Desirably, the O.sub.2 required for the PrOx reaction will be about two times the stoichiometric amount required to react the CO in the reformate If the amount of O.sub.2 exceeds about two times the stoichiometric amount needed, excessive consumption of H.sub.2 results. On the other hand, if the amount of O.sub.2 is substantially less than about two times the stioichiometric amount needed, insufficient CO oxidation will occur and there is greater potential for the RWGS reaction to occur. Accordingly in practice, many practitioners use about 4 or more times the stoichiometric amount of O.sub.2 than is theoretically required to react with the CO.
PrOx reactors may be either (1) adiabatic (i.e. where the temperature of the reactor is allowed to rise during oxidation of the CO) or (2) isothermal (i.e. where the temperature the reactor is maintained substantially constant during oxidation of the CO). The adiabatic PrOx process is sometimes effected via a number of sequential stages, which progressively reduce the CO content in stages, and requires careful temperature control, because if the temperature rises too much, the RWGS reaction can occur which counter productively produces more CO. The isothermal process can effect the same CO reduction as the adiabatic process, but in fewer stages and without concern for the RWGS reaction if (1) the reactor temperature can be kept low enough, and (2) O.sub.2 depletion near the end of the reactor can be avoided.
One known isothermal reactor is essentially a catalyzed heat exchanger having a thermally conductive barrier or wall that separates the heat exchanger into (1) a first channel through which the H.sub.2 -rich gas to be decontaminated (i.e. CO removed) passes, and (2) a second channel through which a coolant flows to maintain the temperature of the reactor substantially constant within a defined working range. The barrier wall has a catalyzed first surface confronting the first channel for promoting the CO+O.sub.2 reaction, and an uncatalyzed second surface confronting the second channel for contacting the coolant therein to extract heat from the catalyzed first surface through the barrier. The catalyzed surfaces of adjacent barriers oppose each other, and are closely spaced from each other, so as to define a narrow first channel through which the H.sub.2 -rich gas moves under substantially laminar flow conditions. Unfortunately, under such flow conditions, only the outer layers of the gas stream moving through the first channel contact the catalyst for reacting the CO and O.sub.2 therein. The central layers of the gas stream, midway between the opposed catalyzed surfaces, can actually pass through the first channel unreacted by the catalyst, and hence retain much of their CO and O.sub.2 unreacted. Moreover, hot or cold spots, flow maldistribution, or nonuniformities within the reactor (e.g. non-uniform catalyst loadings), can cause different rates of reaction to occur at different sites within the heat exchanger, which in turn, can cause some of the CO and O.sub.2 in the gas stream not to react. The net effect is that considerable CO and O.sub.2 can pass unreacted through the reactor unless the reactor is made very large.

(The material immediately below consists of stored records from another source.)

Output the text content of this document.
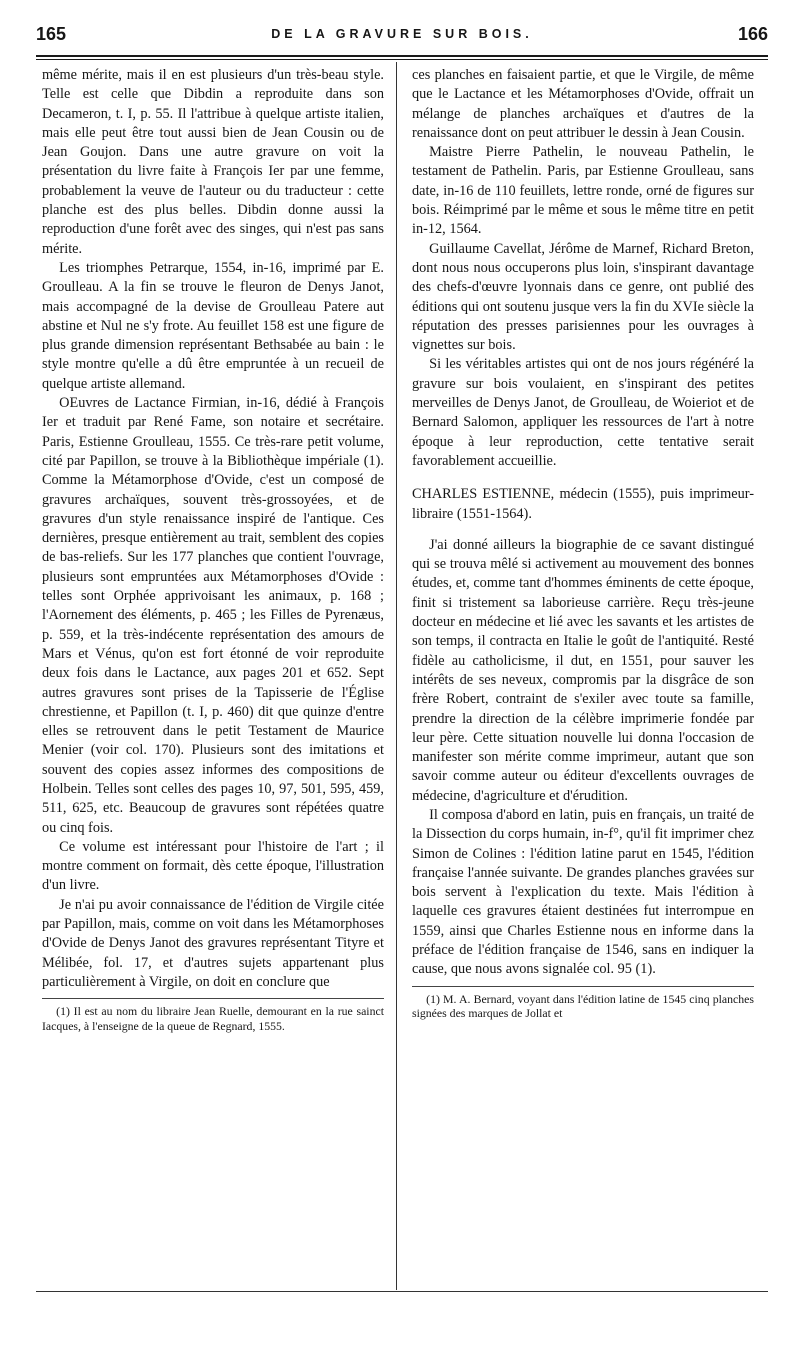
165	DE LA GRAVURE SUR BOIS.	166

même mérite, mais il en est plusieurs d'un très-beau style. Telle est celle que Dibdin a reproduite dans son Decameron, t. I, p. 55. Il l'attribue à quelque artiste italien, mais elle peut être tout aussi bien de Jean Cousin ou de Jean Goujon. Dans une autre gravure on voit la présentation du livre faite à François Ier par une femme, probablement la veuve de l'auteur ou du traducteur : cette planche est des plus belles. Dibdin donne aussi la reproduction d'une forêt avec des singes, qui n'est pas sans mérite.

Les triomphes Petrarque, 1554, in-16, imprimé par E. Groulleau. A la fin se trouve le fleuron de Denys Janot, mais accompagné de la devise de Groulleau Patere aut abstine et Nul ne s'y frote. Au feuillet 158 est une figure de plus grande dimension représentant Bethsabée au bain : le style montre qu'elle a dû être empruntée à un recueil de quelque artiste allemand.

OEuvres de Lactance Firmian, in-16, dédié à François Ier et traduit par René Fame, son notaire et secrétaire. Paris, Estienne Groulleau, 1555. Ce très-rare petit volume, cité par Papillon, se trouve à la Bibliothèque impériale (1). Comme la Métamorphose d'Ovide, c'est un composé de gravures archaïques, souvent très-grossoyées, et de gravures d'un style renaissance inspiré de l'antique. Ces dernières, presque entièrement au trait, semblent des copies de bas-reliefs. Sur les 177 planches que contient l'ouvrage, plusieurs sont empruntées aux Métamorphoses d'Ovide : telles sont Orphée apprivoisant les animaux, p. 168 ; l'Aornement des éléments, p. 465 ; les Filles de Pyrenæus, p. 559, et la très-indécente représentation des amours de Mars et Vénus, qu'on est fort étonné de voir reproduite deux fois dans le Lactance, aux pages 201 et 652. Sept autres gravures sont prises de la Tapisserie de l'Église chrestienne, et Papillon (t. I, p. 460) dit que quinze d'entre elles se retrouvent dans le petit Testament de Maurice Menier (voir col. 170). Plusieurs sont des imitations et souvent des copies assez informes des compositions de Holbein. Telles sont celles des pages 10, 97, 501, 595, 459, 511, 625, etc. Beaucoup de gravures sont répétées quatre ou cinq fois.

Ce volume est intéressant pour l'histoire de l'art ; il montre comment on formait, dès cette époque, l'illustration d'un livre.

Je n'ai pu avoir connaissance de l'édition de Virgile citée par Papillon, mais, comme on voit dans les Métamorphoses d'Ovide de Denys Janot des gravures représentant Tityre et Mélibée, fol. 17, et d'autres sujets appartenant plus particulièrement à Virgile, on doit en conclure que

(1) Il est au nom du libraire Jean Ruelle, demourant en la rue sainct Iacques, à l'enseigne de la queue de Regnard, 1555.

ces planches en faisaient partie, et que le Virgile, de même que le Lactance et les Métamorphoses d'Ovide, offrait un mélange de planches archaïques et d'autres de la renaissance dont on peut attribuer le dessin à Jean Cousin.

Maistre Pierre Pathelin, le nouveau Pathelin, le testament de Pathelin. Paris, par Estienne Groulleau, sans date, in-16 de 110 feuillets, lettre ronde, orné de figures sur bois. Réimprimé par le même et sous le même titre en petit in-12, 1564.

Guillaume Cavellat, Jérôme de Marnef, Richard Breton, dont nous nous occuperons plus loin, s'inspirant davantage des chefs-d'œuvre lyonnais dans ce genre, ont publié des éditions qui ont soutenu jusque vers la fin du XVIe siècle la réputation des presses parisiennes pour les ouvrages à vignettes sur bois.

Si les véritables artistes qui ont de nos jours régénéré la gravure sur bois voulaient, en s'inspirant des petites merveilles de Denys Janot, de Groulleau, de Woieriot et de Bernard Salomon, appliquer les ressources de l'art à notre époque à leur reproduction, cette tentative serait favorablement accueillie.

CHARLES ESTIENNE, médecin (1555), puis imprimeur-libraire (1551-1564).

J'ai donné ailleurs la biographie de ce savant distingué qui se trouva mêlé si activement au mouvement des bonnes études, et, comme tant d'hommes éminents de cette époque, finit si tristement sa laborieuse carrière. Reçu très-jeune docteur en médecine et lié avec les savants et les artistes de son temps, il contracta en Italie le goût de l'antiquité. Resté fidèle au catholicisme, il dut, en 1551, pour sauver les intérêts de ses neveux, compromis par la disgrâce de son frère Robert, contraint de s'exiler avec toute sa famille, prendre la direction de la célèbre imprimerie fondée par leur père. Cette situation nouvelle lui donna l'occasion de manifester son mérite comme imprimeur, autant que son savoir comme auteur ou éditeur d'excellents ouvrages de médecine, d'agriculture et d'érudition.

Il composa d'abord en latin, puis en français, un traité de la Dissection du corps humain, in-f°, qu'il fit imprimer chez Simon de Colines : l'édition latine parut en 1545, l'édition française l'année suivante. De grandes planches gravées sur bois servent à l'explication du texte. Mais l'édition à laquelle ces gravures étaient destinées fut interrompue en 1559, ainsi que Charles Estienne nous en informe dans la préface de l'édition française de 1546, sans en indiquer la cause, que nous avons signalée col. 95 (1).

(1) M. A. Bernard, voyant dans l'édition latine de 1545 cinq planches signées des marques de Jollat et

The present invention overcomes the aforesaid problem by providing an efficient, multi-stage reactor that periodically homogenizes the gas being treated en route through the reactor so as to substantially uniformly distribute the CO and O.sub.2 in the gas between different reaction stages of the reactor. The outer layers of the gas stream contacting the catalyst downstream of homogenization are hence enriched with CO and O.sub.2 for more effective reaction on the downstream catalyst. Moreover, by introducing some of the air into the gas stream at the homogenization site, it is possible to reduce the excess O.sub.2 needed for the reaction as well as reduce the incidence of the RWGS reaction near the end of the reactor.